December 7, 2020 at 6:02 pm #1809ndembowskiKeymaster
One of the most impressive archaeological finds in our neighborhood was discovered by children. See the article and photo below:
Jean Knowles, the little girl from the above article was a member of the Kingsbridge Historical Society. She is pictured in the photograph below sitting on top of the cache of ordinance.
The fort that the article refers to was called Fort Independence. It was built by Patriot forces in 1776 but abandoned in a hurry as Washington’s army fled north into Westchester to escape the British army. The fort was then occupied by British soldiers and their German auxiliaries (commonly called Hessians) who were on their way to storm Fort Washington on Manhattan. I came across the following entry in a journal kept a Hessian grenadier battalion from October 30th, 1776:
About three o’clock in the morning, the entire corps commanded by Lieutenant General Von Knyphausen moved out, and an hour after daybreak arrived at a height on the east side of Kingsbridge. En route many burnt-out huts were seen, which had been built in the form of barracks. On the previously mentioned height, 1st Lieutenant von Romrodt and his command had occupied a fort which the enemy had vacated tonight. It was rather large, at least 900 to 1,000 men would be needed to defend it.
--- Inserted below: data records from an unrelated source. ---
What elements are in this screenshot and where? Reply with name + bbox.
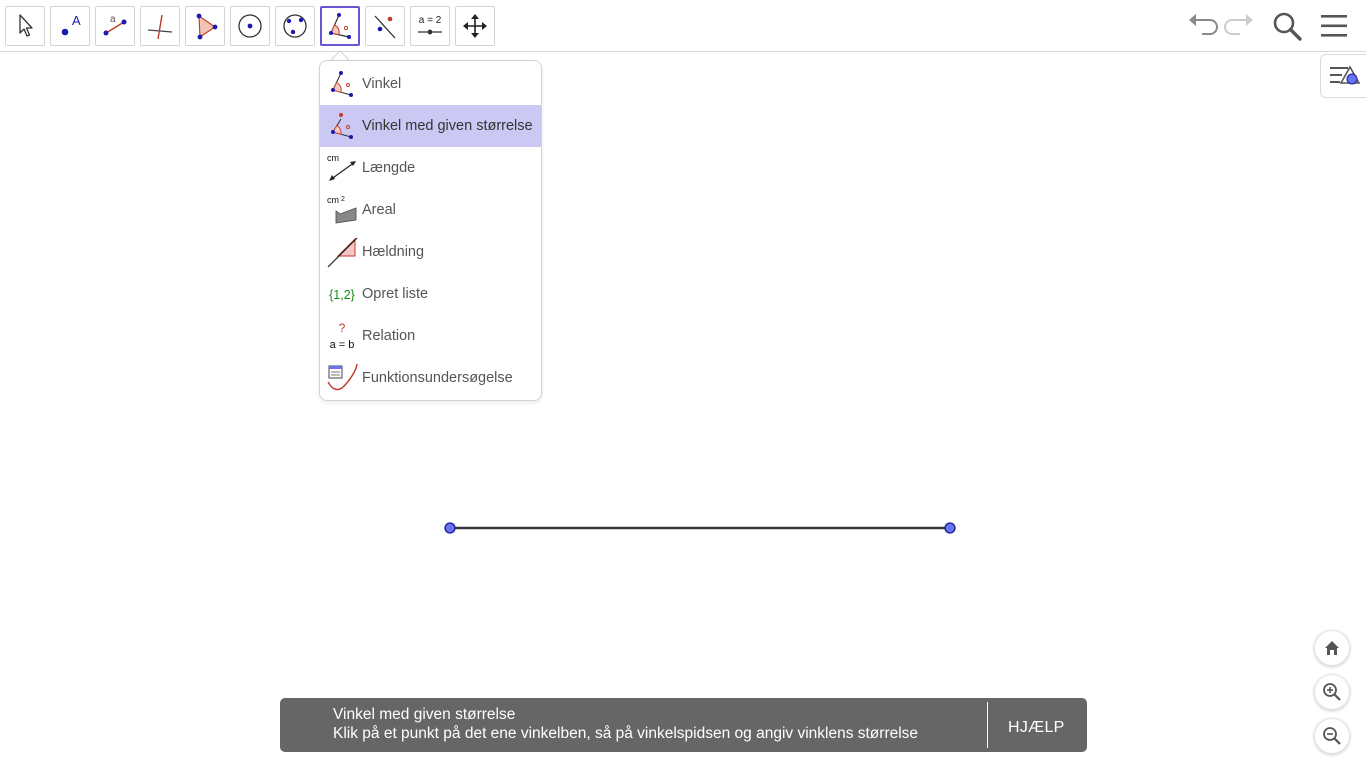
perpendicular-tool-button[interactable] [140,6,180,46]
point-tool-label: A [72,13,81,28]
angle-tool-button[interactable] [320,6,360,46]
reflect-icon [374,15,396,39]
angle-icon [329,13,351,39]
circle-three-points-tool-button[interactable] [275,6,315,46]
tooltip-description: Klik på et punkt på det ene vinkelben, s… [333,725,919,742]
polygon-icon [196,13,218,40]
move-tool-button[interactable] [5,6,45,46]
point-right[interactable] [944,522,956,534]
zoom-out-icon [1323,727,1341,745]
zoom-in-icon [1323,683,1341,701]
arrow-pointer-icon [19,14,33,37]
main-menu-button[interactable] [1317,10,1351,42]
tool-help-tooltip: Vinkel med given størrelse Klik på et pu… [280,698,1087,752]
segment-tool-button[interactable]: a [95,6,135,46]
point-left[interactable] [444,522,456,534]
circle-three-points-icon [283,14,307,38]
menu-icon [1321,15,1347,37]
tooltip-divider [987,702,988,748]
search-button[interactable] [1270,10,1304,42]
undo-icon [1189,14,1218,35]
perpendicular-line-icon [147,14,173,40]
home-icon [1325,641,1339,655]
zoom-out-button[interactable] [1314,718,1350,754]
circle-center-icon [238,14,262,38]
toolbar: A a a = 2 [0,0,1366,52]
reflect-tool-button[interactable] [365,6,405,46]
move-graphics-tool-button[interactable] [455,6,495,46]
slider-tool-label: a = 2 [419,15,442,26]
search-icon [1273,12,1302,41]
polygon-tool-button[interactable] [185,6,225,46]
segment-icon: a [103,14,127,36]
zoom-in-button[interactable] [1314,674,1350,710]
slider-icon: a = 2 [418,15,442,35]
undo-button[interactable] [1185,10,1219,42]
graphics-view[interactable] [0,53,1366,693]
point-tool-button[interactable]: A [50,6,90,46]
point-icon: A [61,13,81,36]
tooltip-title: Vinkel med given størrelse [333,706,516,723]
redo-icon [1224,14,1253,35]
help-button[interactable]: HJÆLP [1008,719,1065,737]
circle-center-tool-button[interactable] [230,6,270,46]
home-view-button[interactable] [1314,630,1350,666]
segment-tool-label: a [110,14,116,25]
move-view-icon [463,14,487,38]
redo-button[interactable] [1223,10,1257,42]
slider-tool-button[interactable]: a = 2 [410,6,450,46]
The enemy had left cannons and ammunition behind. . . Fort Independence covers the entire region, and is especially laid out to cover the crossing from Kingsbridge on the land side to this side. [translated by Bruce E. Burgoyne]
The 1782 British Headquarters map shows the outline of Ft. Independence overlooking the Kingsbridge Valley (The fort is center-right. Marble Hill and the Spuyten Duyvil Creek are bottom left):
December 7, 2020 at 8:02 pm #1810Thomas CaseyParticipant
Nick, Great photograph of Jean Knowles and the rest of children.
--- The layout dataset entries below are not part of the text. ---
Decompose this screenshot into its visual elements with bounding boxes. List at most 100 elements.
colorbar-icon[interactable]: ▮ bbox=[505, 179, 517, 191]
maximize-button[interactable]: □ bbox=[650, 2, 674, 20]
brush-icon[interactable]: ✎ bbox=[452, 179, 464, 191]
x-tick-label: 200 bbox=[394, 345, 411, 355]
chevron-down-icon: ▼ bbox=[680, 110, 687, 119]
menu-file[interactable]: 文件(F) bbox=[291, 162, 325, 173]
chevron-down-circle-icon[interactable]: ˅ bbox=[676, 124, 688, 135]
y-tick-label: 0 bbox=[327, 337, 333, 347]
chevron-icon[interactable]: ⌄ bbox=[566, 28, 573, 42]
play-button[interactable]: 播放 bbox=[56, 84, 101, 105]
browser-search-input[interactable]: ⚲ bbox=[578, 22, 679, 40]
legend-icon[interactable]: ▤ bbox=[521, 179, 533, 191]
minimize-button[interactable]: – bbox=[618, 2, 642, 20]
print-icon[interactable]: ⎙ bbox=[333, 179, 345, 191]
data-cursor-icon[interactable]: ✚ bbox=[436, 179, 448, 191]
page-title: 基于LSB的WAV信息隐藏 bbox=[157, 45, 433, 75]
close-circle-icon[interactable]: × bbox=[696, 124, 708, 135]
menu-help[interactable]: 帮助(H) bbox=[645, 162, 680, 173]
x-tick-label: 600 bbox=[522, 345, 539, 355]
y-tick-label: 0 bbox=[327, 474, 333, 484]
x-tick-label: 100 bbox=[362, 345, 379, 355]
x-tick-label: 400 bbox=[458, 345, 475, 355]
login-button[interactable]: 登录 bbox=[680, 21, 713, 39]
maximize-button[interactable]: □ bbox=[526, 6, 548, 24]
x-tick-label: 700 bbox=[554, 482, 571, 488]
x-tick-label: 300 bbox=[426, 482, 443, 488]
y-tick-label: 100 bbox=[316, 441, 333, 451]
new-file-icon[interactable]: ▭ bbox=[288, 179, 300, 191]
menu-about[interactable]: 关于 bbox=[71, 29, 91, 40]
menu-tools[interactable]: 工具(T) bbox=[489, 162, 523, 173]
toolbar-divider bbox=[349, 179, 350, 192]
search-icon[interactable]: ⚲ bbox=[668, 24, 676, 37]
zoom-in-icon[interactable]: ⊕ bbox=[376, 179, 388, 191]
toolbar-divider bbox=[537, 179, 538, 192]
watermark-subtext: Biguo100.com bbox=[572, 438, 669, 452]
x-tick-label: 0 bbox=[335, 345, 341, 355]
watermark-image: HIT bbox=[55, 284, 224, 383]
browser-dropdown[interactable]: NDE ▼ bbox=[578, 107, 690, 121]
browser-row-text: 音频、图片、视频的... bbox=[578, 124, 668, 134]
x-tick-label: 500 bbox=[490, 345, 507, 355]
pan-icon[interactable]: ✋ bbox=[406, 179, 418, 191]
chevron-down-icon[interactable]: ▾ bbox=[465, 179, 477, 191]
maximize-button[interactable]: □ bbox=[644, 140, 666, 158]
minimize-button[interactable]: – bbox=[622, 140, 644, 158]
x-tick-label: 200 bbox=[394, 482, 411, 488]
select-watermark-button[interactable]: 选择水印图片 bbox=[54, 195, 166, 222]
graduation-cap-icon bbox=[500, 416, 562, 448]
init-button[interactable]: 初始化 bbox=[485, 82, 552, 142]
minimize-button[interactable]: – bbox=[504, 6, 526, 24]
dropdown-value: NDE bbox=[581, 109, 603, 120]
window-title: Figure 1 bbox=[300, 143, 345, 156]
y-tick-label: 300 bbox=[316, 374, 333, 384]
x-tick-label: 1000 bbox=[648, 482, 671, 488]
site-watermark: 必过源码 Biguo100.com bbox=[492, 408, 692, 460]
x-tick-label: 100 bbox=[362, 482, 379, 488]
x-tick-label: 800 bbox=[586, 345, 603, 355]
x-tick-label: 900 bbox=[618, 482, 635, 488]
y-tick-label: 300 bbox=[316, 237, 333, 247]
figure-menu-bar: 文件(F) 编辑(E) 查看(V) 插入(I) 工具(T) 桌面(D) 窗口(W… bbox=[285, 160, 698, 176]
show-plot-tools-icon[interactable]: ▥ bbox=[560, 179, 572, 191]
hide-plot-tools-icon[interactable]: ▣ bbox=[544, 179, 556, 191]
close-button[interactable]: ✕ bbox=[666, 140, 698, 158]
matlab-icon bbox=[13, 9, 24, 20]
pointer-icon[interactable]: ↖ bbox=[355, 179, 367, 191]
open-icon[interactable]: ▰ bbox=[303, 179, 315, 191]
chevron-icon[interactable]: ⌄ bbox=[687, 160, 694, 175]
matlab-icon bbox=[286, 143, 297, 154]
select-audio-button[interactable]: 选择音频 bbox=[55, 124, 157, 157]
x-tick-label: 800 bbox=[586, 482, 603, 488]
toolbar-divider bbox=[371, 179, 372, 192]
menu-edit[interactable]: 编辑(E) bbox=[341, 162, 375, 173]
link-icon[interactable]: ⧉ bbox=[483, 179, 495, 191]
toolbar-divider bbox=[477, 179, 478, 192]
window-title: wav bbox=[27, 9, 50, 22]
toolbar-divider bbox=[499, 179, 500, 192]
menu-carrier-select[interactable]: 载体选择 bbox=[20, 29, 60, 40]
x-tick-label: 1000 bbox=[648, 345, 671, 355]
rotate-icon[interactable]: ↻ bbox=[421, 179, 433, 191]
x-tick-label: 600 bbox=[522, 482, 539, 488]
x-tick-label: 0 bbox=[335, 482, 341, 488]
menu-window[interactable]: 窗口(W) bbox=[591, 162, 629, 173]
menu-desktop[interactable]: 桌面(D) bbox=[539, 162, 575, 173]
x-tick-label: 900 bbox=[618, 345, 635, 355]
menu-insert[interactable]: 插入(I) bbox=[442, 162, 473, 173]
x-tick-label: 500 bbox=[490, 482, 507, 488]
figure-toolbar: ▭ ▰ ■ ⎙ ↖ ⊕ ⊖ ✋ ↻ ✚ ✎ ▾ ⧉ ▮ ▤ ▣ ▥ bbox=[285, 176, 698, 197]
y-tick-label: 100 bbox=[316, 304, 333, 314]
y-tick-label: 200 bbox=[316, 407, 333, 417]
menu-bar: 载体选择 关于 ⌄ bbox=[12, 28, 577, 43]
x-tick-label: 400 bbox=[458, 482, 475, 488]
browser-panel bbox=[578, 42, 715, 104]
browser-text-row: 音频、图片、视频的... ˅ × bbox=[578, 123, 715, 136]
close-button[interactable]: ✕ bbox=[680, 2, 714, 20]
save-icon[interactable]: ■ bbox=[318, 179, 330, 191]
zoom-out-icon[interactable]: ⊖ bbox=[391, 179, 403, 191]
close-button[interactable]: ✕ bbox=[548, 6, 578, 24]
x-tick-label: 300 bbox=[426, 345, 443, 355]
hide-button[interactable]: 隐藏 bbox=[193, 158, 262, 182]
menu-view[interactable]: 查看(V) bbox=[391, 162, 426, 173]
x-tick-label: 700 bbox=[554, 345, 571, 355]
December 7, 2020 at 11:15 pm #1811Peter OstranderParticipant
Jean Knowles (1908-1988) was an early member of the KHS and its long time corresponding secretary. The photo above was published in Reginald Pelham Bolton’s book Relics of the Revolution (1916). Jean is the little girl sitting on the stack of canon balls holding a bar shot. The gentleman at the far left leaning on a shovel is Reginald Pelham Bolton who was an historian, early archeologist, writer, leading engineer and an expert on native American and American revolutionary historic sites. The large canon ball atop of the pile is actually a mortar projectile that is owned by the KHS and is in the cellar of the Van Cortlandt Historic House. The KHS also has a collection of these same canon balls, bar shot and sliding bar shot which is a unique American design. In the John McNamara interview with Jean she describes Fort Independence and Giles place when her family moved to the area right before WWI. Below is a painting by Charlotte Livingston (1898-1991) an early member of the KHS and Trustee and friend of Jean Knowles. The painting was painted in 1919 looking south of Giles Place towards Fort Independence street. The field where the canon balls were found and the Forts location was to the left in this painting which was painted only 4 years after the discovery of the canon balls. Ironically it was painted when the Spanish Flu pandemic of 1918 was starting its second wave. So while we can’t experience this bucolic Bronx scene any longer sadly we will experience our own second wave of the Covid-19 Flu pandemic of 2020.
December 8, 2020 at 12:49 am #1812ndembowskiKeymaster
Great information, Peter. Thanks for sharing.
The painting really shows exactly what Jean Knowles was describing in the article with the neighborhood’s “narrow dirt roads and green fields.” Amazing to think this was only 100 years ago–a drop in the bucket of history.
I have been doing some research on the colonial history of Kingsbridge Heights. Just before the Revolution General Richard Montgomery had his farm on the spot depicted in the Livingston painting. But I was curious who was the previous owner of the land. I have not been able to find any deeds related to Montgomery’s purchase nor have I found any deeds related to its sale after General Montgomery was killed in Quebec in 1775. On his deathbed, Montgomery left the estate to his sister Lady Ranelagh of Ireland. I found it strange that he did not leave the property to his wife–Janet Livingston. (As a sidenote, I never really associated our area with the Livingstons but given that it was home to Janet Livingston, Charlotte Livingston, not to mention Livingston Ave, maybe I should rethink that).
After the Revolution most of the Montgomery farm ended up in the hands of Jacob Cole. It was the Cole family that had the family burial ground on Albany Crescent.
When we are done with Covid-19, I want to visit Princeton University, which holds the Edward Livingston papers. That collection contains a “survey and estimate of Richard Montgomery’s farm, Kingsbridge” that I have never seen. It could have some interesting info about the fort and environs.